Mixed-Supervised Dual-Network for Medical Image Segmentation
This work addresses the high cost of annotation in medical imaging by enabling more efficient training with mixed supervision, though it is incremental as it builds on existing mixed-supervised and multi-task learning frameworks.
The paper tackles the challenge of requiring large, densely annotated datasets for medical image segmentation by proposing a mixed-supervised dual-network (MSDN) that uses both dense segmentations and weak bounding box labels, achieving improved performance over baselines on two datasets.
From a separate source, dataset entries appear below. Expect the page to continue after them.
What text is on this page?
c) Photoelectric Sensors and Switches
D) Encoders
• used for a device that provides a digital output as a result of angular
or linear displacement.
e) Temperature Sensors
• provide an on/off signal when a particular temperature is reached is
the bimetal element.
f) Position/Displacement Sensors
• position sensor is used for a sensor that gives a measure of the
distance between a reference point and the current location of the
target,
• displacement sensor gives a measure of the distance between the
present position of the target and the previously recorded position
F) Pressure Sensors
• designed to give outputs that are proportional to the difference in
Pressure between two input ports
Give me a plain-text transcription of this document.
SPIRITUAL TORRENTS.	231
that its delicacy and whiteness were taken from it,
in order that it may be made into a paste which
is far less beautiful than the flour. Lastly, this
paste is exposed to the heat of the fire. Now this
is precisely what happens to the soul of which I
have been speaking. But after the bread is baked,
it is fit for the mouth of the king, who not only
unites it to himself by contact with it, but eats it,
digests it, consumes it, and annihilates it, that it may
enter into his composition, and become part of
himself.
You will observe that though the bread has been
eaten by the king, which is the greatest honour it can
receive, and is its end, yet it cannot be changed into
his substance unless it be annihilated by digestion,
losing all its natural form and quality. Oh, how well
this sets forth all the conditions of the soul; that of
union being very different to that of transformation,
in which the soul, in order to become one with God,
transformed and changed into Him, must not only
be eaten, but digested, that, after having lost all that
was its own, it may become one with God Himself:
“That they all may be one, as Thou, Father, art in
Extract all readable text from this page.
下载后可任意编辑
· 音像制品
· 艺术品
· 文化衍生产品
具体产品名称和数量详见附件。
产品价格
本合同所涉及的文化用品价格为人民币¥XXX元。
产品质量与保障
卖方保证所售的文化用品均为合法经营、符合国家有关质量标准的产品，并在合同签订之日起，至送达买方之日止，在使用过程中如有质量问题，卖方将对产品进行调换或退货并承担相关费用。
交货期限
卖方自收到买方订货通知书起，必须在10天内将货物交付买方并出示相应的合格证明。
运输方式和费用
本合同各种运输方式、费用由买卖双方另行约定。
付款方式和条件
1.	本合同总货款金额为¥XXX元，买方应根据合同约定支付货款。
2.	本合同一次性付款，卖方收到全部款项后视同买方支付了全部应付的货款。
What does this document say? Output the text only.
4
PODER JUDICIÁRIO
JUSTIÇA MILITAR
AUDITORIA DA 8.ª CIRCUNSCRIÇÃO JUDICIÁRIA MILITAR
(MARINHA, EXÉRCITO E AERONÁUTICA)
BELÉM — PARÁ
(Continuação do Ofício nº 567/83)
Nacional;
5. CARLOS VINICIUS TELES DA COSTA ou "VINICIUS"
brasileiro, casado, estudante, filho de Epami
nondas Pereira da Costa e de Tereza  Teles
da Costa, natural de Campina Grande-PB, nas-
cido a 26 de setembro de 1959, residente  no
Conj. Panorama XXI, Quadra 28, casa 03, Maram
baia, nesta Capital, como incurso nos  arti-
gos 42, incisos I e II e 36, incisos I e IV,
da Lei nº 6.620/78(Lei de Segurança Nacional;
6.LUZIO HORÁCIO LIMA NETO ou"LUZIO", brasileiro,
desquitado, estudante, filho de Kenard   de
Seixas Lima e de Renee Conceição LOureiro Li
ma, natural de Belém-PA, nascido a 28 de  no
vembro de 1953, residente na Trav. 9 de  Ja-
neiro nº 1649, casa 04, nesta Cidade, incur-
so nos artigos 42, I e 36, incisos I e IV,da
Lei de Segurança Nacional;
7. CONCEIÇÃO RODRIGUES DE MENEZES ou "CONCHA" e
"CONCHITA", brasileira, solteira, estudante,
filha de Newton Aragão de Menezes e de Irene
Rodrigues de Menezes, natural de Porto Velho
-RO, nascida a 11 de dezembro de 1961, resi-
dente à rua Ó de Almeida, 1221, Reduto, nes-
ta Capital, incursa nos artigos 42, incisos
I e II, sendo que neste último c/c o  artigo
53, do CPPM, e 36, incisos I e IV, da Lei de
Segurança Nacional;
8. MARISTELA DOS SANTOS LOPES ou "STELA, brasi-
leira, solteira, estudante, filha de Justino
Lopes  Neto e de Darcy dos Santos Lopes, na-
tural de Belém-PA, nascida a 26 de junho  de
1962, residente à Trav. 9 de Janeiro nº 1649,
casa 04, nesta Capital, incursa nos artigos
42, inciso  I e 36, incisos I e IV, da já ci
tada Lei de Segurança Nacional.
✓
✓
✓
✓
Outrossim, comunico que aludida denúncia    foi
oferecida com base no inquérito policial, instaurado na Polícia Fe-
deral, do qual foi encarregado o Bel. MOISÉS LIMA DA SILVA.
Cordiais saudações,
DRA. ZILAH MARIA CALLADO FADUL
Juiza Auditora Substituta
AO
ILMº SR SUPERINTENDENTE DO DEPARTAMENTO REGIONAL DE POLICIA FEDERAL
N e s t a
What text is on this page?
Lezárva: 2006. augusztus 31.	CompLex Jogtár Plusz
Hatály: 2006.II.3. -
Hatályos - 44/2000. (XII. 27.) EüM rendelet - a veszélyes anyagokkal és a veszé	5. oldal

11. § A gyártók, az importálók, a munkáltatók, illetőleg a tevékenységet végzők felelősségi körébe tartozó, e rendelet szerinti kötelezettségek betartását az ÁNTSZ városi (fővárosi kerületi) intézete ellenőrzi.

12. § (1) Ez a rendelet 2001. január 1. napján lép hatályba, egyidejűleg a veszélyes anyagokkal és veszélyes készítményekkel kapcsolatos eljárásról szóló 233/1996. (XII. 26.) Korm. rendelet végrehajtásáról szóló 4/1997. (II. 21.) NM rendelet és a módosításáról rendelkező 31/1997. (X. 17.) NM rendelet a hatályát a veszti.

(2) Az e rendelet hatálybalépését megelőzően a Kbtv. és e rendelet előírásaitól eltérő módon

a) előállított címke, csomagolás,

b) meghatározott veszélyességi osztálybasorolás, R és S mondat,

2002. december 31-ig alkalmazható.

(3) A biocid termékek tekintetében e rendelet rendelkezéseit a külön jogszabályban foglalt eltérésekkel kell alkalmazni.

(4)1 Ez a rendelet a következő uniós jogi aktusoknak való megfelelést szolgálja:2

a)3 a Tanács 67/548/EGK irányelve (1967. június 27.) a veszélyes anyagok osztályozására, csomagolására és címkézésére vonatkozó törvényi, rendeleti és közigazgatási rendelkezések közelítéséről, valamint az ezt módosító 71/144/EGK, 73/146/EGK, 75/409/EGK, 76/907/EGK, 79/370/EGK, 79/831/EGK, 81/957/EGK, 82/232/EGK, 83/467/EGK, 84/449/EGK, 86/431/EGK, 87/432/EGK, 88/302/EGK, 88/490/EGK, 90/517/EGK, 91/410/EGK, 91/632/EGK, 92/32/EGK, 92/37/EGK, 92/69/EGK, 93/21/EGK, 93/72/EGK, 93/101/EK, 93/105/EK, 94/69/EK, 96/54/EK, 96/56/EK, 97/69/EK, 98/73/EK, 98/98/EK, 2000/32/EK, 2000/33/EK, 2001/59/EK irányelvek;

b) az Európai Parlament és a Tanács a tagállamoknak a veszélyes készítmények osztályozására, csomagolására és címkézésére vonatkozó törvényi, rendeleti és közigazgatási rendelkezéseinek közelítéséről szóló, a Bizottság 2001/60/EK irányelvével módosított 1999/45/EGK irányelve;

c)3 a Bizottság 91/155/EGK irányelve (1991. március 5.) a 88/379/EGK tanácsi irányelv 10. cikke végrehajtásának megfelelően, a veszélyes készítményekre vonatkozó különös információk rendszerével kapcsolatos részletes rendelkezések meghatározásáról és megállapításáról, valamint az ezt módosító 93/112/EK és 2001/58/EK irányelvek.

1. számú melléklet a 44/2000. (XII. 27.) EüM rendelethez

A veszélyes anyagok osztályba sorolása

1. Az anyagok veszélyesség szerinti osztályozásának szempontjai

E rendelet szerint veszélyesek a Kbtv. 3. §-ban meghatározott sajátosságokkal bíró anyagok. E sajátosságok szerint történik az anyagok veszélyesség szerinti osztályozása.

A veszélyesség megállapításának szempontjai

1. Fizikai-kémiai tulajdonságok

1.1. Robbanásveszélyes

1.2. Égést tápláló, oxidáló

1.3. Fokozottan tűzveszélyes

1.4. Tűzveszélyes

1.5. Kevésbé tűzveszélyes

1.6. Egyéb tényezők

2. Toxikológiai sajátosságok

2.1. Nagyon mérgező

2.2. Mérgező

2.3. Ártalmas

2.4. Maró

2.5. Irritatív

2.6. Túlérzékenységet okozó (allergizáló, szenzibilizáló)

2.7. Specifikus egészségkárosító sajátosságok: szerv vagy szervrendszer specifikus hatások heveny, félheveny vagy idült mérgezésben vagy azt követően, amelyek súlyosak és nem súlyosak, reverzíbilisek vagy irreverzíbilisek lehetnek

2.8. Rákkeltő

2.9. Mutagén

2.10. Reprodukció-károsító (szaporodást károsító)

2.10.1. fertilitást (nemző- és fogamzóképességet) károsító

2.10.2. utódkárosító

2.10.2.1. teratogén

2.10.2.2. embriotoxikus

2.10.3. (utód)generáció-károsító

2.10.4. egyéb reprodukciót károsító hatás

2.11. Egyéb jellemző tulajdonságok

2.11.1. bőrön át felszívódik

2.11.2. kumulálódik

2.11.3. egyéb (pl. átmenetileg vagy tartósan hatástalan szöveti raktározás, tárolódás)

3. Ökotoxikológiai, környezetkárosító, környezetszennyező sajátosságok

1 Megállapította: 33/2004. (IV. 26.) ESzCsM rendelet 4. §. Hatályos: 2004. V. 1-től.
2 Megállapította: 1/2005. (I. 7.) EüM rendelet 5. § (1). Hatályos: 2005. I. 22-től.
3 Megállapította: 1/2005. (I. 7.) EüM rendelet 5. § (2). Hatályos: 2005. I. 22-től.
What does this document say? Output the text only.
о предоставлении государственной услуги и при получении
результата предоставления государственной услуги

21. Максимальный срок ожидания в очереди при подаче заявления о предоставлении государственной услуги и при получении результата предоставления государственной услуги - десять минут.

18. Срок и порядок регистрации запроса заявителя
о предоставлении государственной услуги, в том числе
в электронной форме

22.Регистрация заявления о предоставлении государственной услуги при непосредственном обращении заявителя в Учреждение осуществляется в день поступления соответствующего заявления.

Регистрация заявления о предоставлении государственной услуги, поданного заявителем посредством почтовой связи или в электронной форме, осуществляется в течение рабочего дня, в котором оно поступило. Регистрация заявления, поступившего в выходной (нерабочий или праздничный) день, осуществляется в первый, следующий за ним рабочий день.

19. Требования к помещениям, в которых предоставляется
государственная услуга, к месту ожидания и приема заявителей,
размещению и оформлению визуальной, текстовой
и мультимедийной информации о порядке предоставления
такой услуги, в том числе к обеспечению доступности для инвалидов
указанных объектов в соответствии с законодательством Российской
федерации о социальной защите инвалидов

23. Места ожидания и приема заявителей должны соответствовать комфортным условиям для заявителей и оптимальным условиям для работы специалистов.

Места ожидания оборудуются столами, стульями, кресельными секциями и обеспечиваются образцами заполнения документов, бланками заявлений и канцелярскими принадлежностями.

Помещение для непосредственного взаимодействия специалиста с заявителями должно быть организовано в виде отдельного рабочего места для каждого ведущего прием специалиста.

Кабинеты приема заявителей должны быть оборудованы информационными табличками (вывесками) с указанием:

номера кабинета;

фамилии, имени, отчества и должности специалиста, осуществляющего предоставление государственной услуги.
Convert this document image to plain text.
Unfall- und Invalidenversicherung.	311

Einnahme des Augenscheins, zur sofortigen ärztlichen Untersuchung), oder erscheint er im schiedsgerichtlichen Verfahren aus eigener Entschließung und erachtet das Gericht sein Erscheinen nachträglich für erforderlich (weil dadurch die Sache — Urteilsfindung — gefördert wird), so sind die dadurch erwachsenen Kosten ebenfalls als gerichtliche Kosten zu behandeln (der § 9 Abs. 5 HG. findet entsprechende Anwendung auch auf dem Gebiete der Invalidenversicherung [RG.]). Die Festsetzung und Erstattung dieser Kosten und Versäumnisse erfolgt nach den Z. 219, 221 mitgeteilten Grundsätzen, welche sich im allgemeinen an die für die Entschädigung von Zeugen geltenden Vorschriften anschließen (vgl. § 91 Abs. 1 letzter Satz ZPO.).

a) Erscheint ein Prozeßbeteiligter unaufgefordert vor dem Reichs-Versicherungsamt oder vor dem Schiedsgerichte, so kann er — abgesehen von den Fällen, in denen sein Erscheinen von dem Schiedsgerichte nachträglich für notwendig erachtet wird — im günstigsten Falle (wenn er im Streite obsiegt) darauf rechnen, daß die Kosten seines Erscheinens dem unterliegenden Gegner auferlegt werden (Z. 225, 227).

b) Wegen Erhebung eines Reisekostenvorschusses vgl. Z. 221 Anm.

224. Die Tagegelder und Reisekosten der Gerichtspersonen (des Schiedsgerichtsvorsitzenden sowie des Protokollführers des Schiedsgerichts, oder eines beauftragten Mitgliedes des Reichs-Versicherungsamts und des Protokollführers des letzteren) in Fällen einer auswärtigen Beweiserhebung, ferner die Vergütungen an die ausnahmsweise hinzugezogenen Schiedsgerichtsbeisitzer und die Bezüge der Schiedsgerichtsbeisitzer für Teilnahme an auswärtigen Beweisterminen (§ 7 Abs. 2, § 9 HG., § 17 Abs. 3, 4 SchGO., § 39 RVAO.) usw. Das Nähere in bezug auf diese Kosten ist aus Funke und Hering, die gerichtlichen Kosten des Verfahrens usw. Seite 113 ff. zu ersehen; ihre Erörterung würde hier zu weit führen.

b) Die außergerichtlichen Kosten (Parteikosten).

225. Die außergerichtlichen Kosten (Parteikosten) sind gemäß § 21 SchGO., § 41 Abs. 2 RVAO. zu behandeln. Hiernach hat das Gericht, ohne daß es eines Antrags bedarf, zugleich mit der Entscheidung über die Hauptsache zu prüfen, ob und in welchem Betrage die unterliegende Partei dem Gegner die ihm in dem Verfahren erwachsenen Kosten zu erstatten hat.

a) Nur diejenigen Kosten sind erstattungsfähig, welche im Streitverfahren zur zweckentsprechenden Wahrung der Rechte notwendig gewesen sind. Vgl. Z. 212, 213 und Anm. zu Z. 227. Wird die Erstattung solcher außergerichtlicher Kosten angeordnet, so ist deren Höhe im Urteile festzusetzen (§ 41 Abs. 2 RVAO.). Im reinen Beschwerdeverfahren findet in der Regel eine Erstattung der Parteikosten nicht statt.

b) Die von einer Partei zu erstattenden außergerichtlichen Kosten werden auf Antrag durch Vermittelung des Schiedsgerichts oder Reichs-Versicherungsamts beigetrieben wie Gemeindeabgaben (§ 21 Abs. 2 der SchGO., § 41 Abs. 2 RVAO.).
Deep learning based medical image segmentation models usually require large datasets with high-quality dense segmentations to train, which are very time-consuming and expensive to prepare. One way to tackle this challenge is by using the mixed-supervised learning framework, in which only a part of data is densely annotated with segmentation label and the rest is weakly labeled with bounding boxes. The model is trained jointly in a multi-task learning setting. In this paper, we propose Mixed-Supervised Dual-Network (MSDN), a novel architecture which consists of two separate networks for the detection and segmentation tasks respectively, and a series of connection modules between the layers of the two networks. These connection modules are used to transfer useful information from the auxiliary detection task to help the segmentation task. We propose to use a recent technique called "Squeeze and Excitation" in the connection module to boost the transfer. We conduct experiments on two medical image segmentation datasets. The proposed MSDN model outperforms multiple baselines.